We cook chicken. We cook pork. We cook beef (okay, some of us more than others — I take mine medium-rare). So why do we eat raw fish? Is sushi really safe?
The why is pretty simple: to many of us, raw fish tastes fantastic, and has a completely different than cooked fish. As for the safety of eating uncooked fish… well, that’s pretty simple, too.
Hey, fish — freeze!
One big reason why sushi fans don’t have to worry about getting sick from eating raw fish is simple: The FDA mandates that any fish served as sushi in the US must first be frozen. Specifically, for seven days at -4 degrees F, or for 15 to 24 hours at -31 degrees F (depending on selling temperature). This kills any parasites that could be contained within the fish.
Furthermore, documentation is required to verify parasite destruction of each type of fish that will be served raw, partially-cooked or only marinated — except for Yellowfin tuna and Bigeye tuna (ahi), Northern bluefin tuna and Southern bluefin (maguro), and farm-raised, aqua-cultured fish.
When it comes to foodborne illness, the CDC reports that the number of people who fall victim to sushi-related illness is far, far lower than the number of people who fall victim to contaminated produce every year.

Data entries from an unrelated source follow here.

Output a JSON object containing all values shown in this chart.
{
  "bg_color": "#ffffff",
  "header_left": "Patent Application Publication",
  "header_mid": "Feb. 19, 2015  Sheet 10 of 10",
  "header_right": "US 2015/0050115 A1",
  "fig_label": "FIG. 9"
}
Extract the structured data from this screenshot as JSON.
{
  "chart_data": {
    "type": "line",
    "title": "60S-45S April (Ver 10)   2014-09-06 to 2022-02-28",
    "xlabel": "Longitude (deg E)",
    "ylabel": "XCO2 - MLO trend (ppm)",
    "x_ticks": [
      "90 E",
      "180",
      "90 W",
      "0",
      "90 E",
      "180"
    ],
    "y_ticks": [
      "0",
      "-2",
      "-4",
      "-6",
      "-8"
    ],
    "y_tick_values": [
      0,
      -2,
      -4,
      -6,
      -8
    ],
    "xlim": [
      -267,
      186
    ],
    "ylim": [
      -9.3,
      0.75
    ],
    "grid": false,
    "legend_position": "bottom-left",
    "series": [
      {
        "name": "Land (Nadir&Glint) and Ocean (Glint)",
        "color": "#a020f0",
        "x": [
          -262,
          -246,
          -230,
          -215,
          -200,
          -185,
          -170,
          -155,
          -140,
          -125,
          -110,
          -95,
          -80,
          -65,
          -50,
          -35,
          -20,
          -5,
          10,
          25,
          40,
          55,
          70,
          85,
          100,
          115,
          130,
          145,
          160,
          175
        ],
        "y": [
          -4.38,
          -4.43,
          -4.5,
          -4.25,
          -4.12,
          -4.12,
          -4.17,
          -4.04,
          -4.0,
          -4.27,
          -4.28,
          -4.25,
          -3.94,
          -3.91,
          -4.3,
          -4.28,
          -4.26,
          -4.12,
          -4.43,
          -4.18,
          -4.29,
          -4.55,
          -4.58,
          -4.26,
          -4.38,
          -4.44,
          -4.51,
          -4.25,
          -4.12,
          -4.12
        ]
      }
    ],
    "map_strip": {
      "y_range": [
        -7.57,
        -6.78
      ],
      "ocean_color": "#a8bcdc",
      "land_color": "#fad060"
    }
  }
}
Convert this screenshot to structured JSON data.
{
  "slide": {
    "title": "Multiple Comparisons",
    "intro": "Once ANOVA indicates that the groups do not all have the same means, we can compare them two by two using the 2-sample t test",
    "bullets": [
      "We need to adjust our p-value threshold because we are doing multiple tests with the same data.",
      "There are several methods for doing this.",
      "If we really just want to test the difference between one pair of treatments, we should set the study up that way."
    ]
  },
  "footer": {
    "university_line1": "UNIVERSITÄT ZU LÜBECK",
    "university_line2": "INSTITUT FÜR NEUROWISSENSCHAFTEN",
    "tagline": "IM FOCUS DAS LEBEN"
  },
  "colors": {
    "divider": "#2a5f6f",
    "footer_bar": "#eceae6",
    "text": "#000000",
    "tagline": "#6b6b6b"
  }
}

The most likely culprit for foodborne illness from eating sushi comes from the rice — bacillus cereus spreads rapidly at rice that sits at room temperature. Luckily, sushi rice is prepared with vinegar, lowering its pH to 4.1, killing most of the pesky microbes that make us sick.
If you’re a casual sushi eater, you don’t really have much to worry about here, as the doses are low enough to be of little concern. If you are throwing down at the local sushi bar weekly, or are pregnant or planning on becoming pregnant, here’s a partial list of common fish known to be high in mercury content:
Ahi (yellowfin tuna)
Hamachi (young yellowtail)
Maguro (bigeye, bluefin, or yellowfin tuna)
Toro (bigeye, bluefin, or yellowfin tuna, sometimes called “fatty tuna”)
Careful with the puffer fish
Known as fugu — as well as blowfish and pufferfish, among other names — only come from two safe sources, according to the FDA. They need to be either imported puffer fish that have been processed and prepared by specially trained and certified fish cutters in Shimonoseki, Japan, or 2) puffer fish caught in the mid-Atlantic coastal waters of the United States.
The problem isn’t foodborne bacteria, and the stakes are much higher. The liver, gonads, intestines and skin of some puffer fish contain the toxins tetrodotoxin and/or saxitoxin, which are more deadly than cyanide and can affect your central nervous system. (Making the situation worse is that there are no known antidotes for these toxins.) Therefore, fugu must be cleaned and prepared properly so the organs containing the toxins are carefully removed and don’t contaminate the fish flesh. (The toxins cannot be destroyed by cooking or freezing.)
Before ordering or buying puffer fish, ask where it came from — and when in doubt, skip the fugu and try something else.
The bottom line is — go ahead and shove those rolls, sashimi, and nigiri down your throat by the handful, you’re highly unlikely to get sick from it. Less likely than you are to get sick from a rare steak, in fact. So what are you waiting for? Get out there and give sushi a try! (Just don’t hang on to any leftovers after a day.)